Welcome to being marooned, the Far Cry special, you must now take down the entire cult, their higher-ups whilst rescuing your team from captivity. You’re not going to be able to do this alone, at least not entirely, as we soon find out. A local rebellion is being staged by the natives, with one such member saving your life as you escape capture from the cult. The top priority is Joseph, but you will need to take down 3 lieutenants and build up the resistance to even get a chance at his life.
The story continues on a rampage of destruction and alliance, with around 3 breaks for each lieutenant… where they capture you because why not. Every time you are captured you are lucky enough to escape but are given an insight into the lieutenant you are after, be it their torture tactics or how they drug people. Surviving falls that killed countless others, escaping compounds and more will just aim to break up the game flow and make it feel even more unbelievable.
Keeping a majority of mechanics from previous games, FC5 doesn’t break the mould much when it comes to its gameplay. You have a weapon wheel for up to 4 weapons, with 2 of them being locked behind skill purchases. Up to 3 melee weapons to cycle through, 3 types of throwables and a whole range of homoeopathic drugs to increase your speed, damage and more. Typical stuff for your average Far Cry game.
Ditching the experience and level systems of the past, FC5 forces players to see all the game has to offer with their new challenge mechanic for skill points. With skill points, you can unlock new gear, more health, abilities etc. To gain these points you will need to complete challenges like X kills with Y weapon, create so many drugs, use allies X amount of times etc. While previous games let you do whatever you wanted and gain skill points while doing so, FC5 decides to say blow up stuff even if you prefer stealth.
With the open world aspect, FC5 does seem to shift some things around. No longer are there any Ubisoft towers, besides the 1st one that even pokes fun at the mechanic of previous instalments. You still need to take over outposts, but doing so will now also unlock new resistance members to call on in battle or traversal. You can have up to 2 helpers, 1 is locked through skill points, to follow you around and help in battle, with 1 being removed for Co-Op play.
FC5 also seems to be going even bolder with the removal of previous mechanics, hunting and skinning no longer leads to crafting. Instead, almost all upgrades to weapons, vehicles and such are done through in-game currency, so you just end up selling any skinned animals. This universal upgrade system does feel a bit underwhelming, cutting down on the fun of hunting for gear. You can also spend real-world money to buy “skins” or early access to weapon types and vehicles.
Co-Op is still stripped away somewhat, similar to FC4, as your friend will only retain skill progression, money and guns. Item unlocks by missions are still locked away alongside any story progression, so they will need to either do it again or stay somewhat behind the host in terms of arms. You also can only Co-Op with people on your friend’s list, but the Arcade mode does allow random groups to be formed to rampage in player-made levels.
The music in FC5 is hard to shout down, it fits the scenarios, locations and events perfectly for a majority of the game. It feels like you’re in the countryside, passing by farms with the well-placed instrument use. Kicking away from immersive music it gets down into more action-packed tracks for the more explosive missions. However, music is mostly kept towards car radios while you are just doing basic traversal and exploration, making the non-mission segments feels a bit empty aside from far-off gunshots and explosions.

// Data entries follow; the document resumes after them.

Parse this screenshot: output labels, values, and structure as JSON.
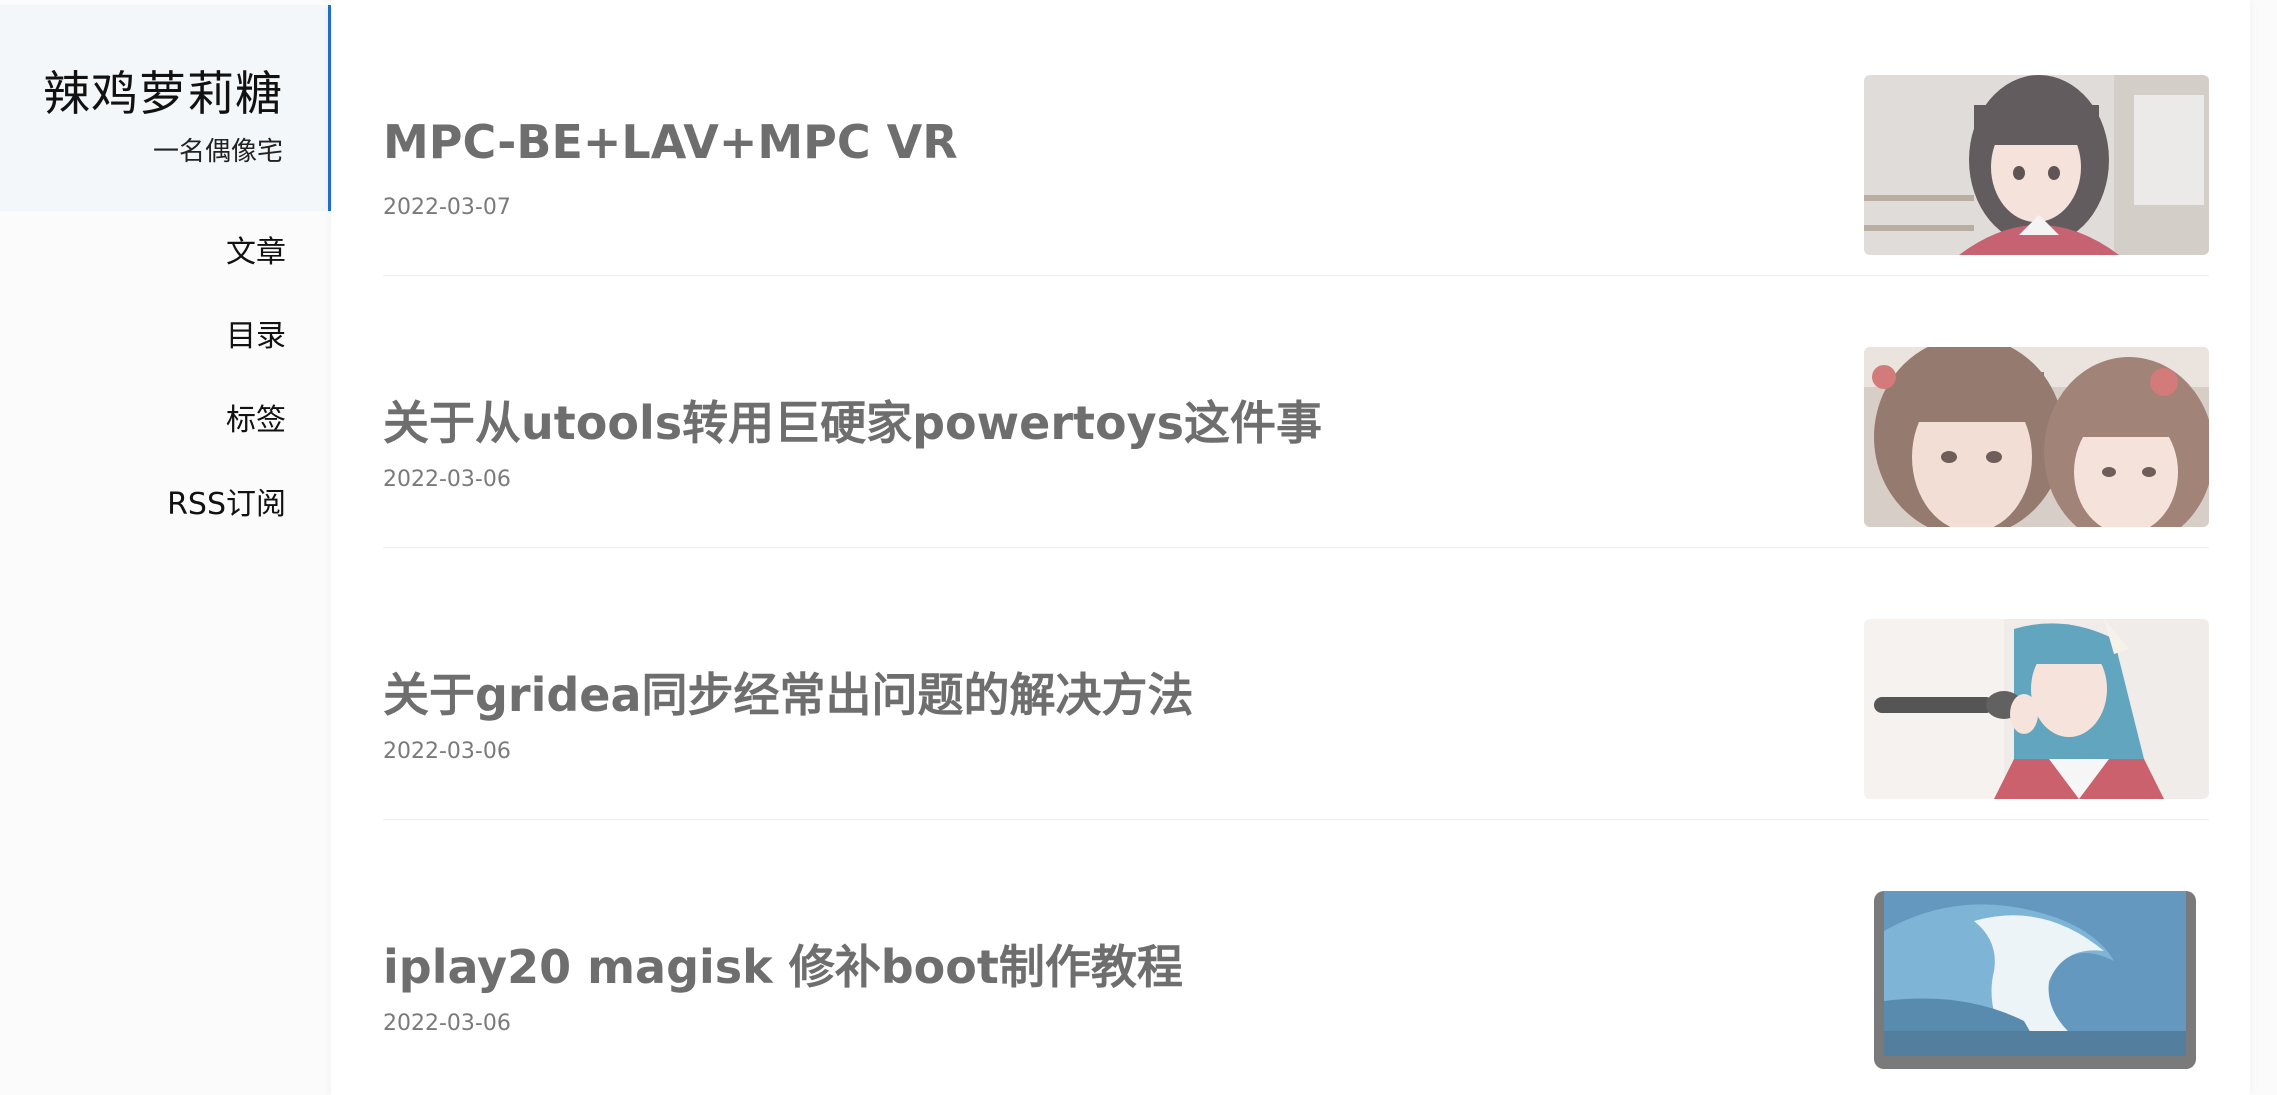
{
  "sidebar": {
    "brand_title": "辣鸡萝莉糖",
    "brand_subtitle": "一名偶像宅",
    "nav": [
      {
        "label": "文章"
      },
      {
        "label": "目录"
      },
      {
        "label": "标签"
      },
      {
        "label": "RSS订阅"
      }
    ]
  },
  "posts": [
    {
      "title": "MPC-BE+LAV+MPC VR",
      "date": "2022-03-07",
      "thumb_icon": "photo-girl-twintails"
    },
    {
      "title": "关于从utools转用巨硬家powertoys这件事",
      "date": "2022-03-06",
      "thumb_icon": "photo-two-girls"
    },
    {
      "title": "关于gridea同步经常出问题的解决方法",
      "date": "2022-03-06",
      "thumb_icon": "photo-girl-microphone"
    },
    {
      "title": "iplay20 magisk 修补boot制作教程",
      "date": "2022-03-06",
      "thumb_icon": "photo-tablet-wave"
    }
  ],
  "colors": {
    "accent": "#1f6fd1",
    "title_text": "#6e6e6e",
    "date_text": "#7a7a7a"
  }
}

Sadly, I found too many bugs, glitches and crashes with FC5, and surprisingly a good number of other players also experienced this, even on console. I crashed over 10 times during my run of it, fell through the world twice, had objects and people teleport around, stuck in the environment, not notice me as a threat and more. The developers have been released patches to fix these issues, but with so many game breaking ones it really trod on the overall experience.

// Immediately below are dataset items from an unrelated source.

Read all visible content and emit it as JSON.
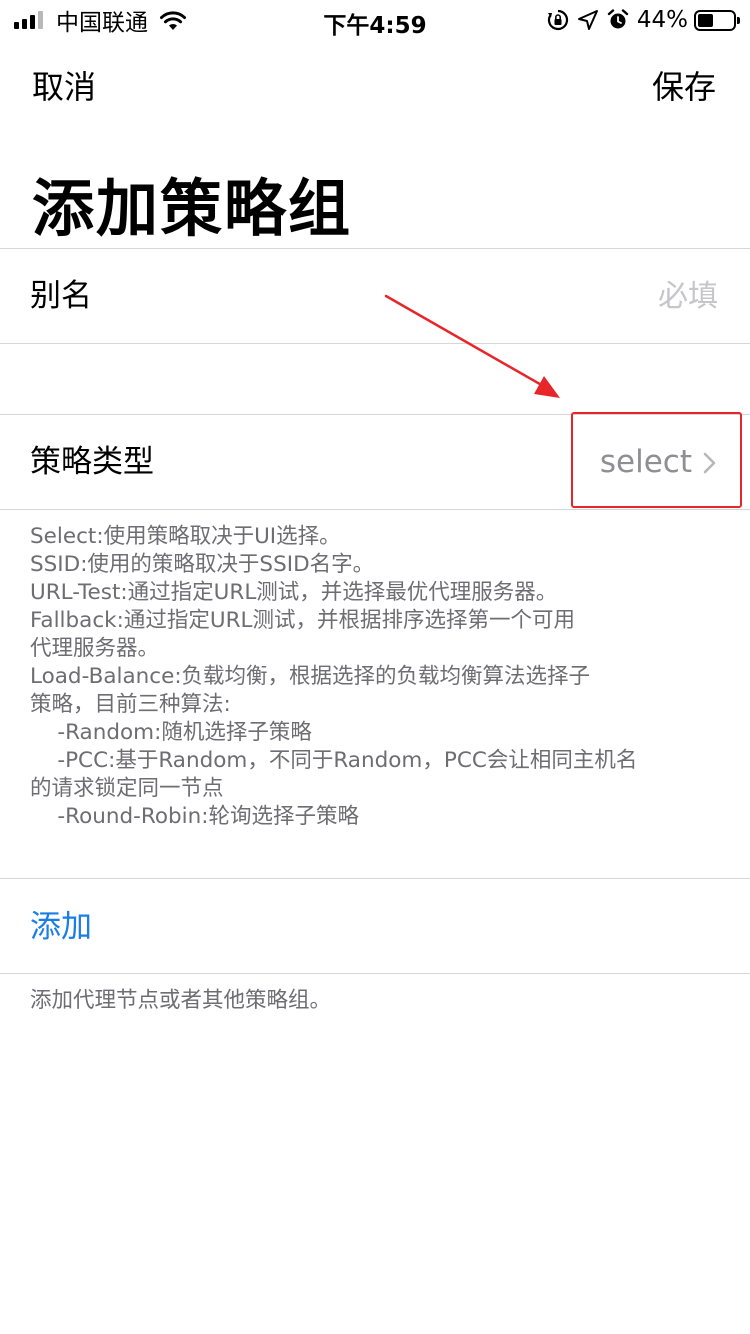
{
  "status_bar": {
    "carrier": "中国联通",
    "time": "下午4:59",
    "battery_percent": "44%",
    "battery_level": 0.44
  },
  "nav": {
    "cancel_label": "取消",
    "save_label": "保存"
  },
  "page_title": "添加策略组",
  "alias_row": {
    "label": "别名",
    "placeholder": "必填"
  },
  "policy_type_row": {
    "label": "策略类型",
    "value": "select"
  },
  "policy_type_help": [
    "Select:使用策略取决于UI选择。",
    "SSID:使用的策略取决于SSID名字。",
    "URL-Test:通过指定URL测试，并选择最优代理服务器。",
    "Fallback:通过指定URL测试，并根据排序选择第一个可用",
    "代理服务器。",
    "Load-Balance:负载均衡，根据选择的负载均衡算法选择子",
    "策略，目前三种算法:",
    "    -Random:随机选择子策略",
    "    -PCC:基于Random，不同于Random，PCC会让相同主机名",
    "的请求锁定同一节点",
    "    -Round-Robin:轮询选择子策略"
  ],
  "add_row": {
    "label": "添加",
    "help": "添加代理节点或者其他策略组。"
  },
  "colors": {
    "accent": "#1a7ee8",
    "annotation": "#e8262a",
    "secondary_text": "#8e8e93",
    "placeholder": "#c5c5ca"
  }
}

Overall Far Cry 5 gets a 7/10, it feels like it has taken away many points that made the series so fun and immersive in the past. Gunplay is still fun, with plenty of options for your arms, but with the new skill system, it does force you outside of your preferred gameplay style more than once. Plenty of previous mechanics are reused almost exactly as they were in previous games, becoming repetitive to a long-time player of the series. The story is still solid, with some memorable moments and characters but breaks it up too much with the constant scenario of the protagonist getting captured.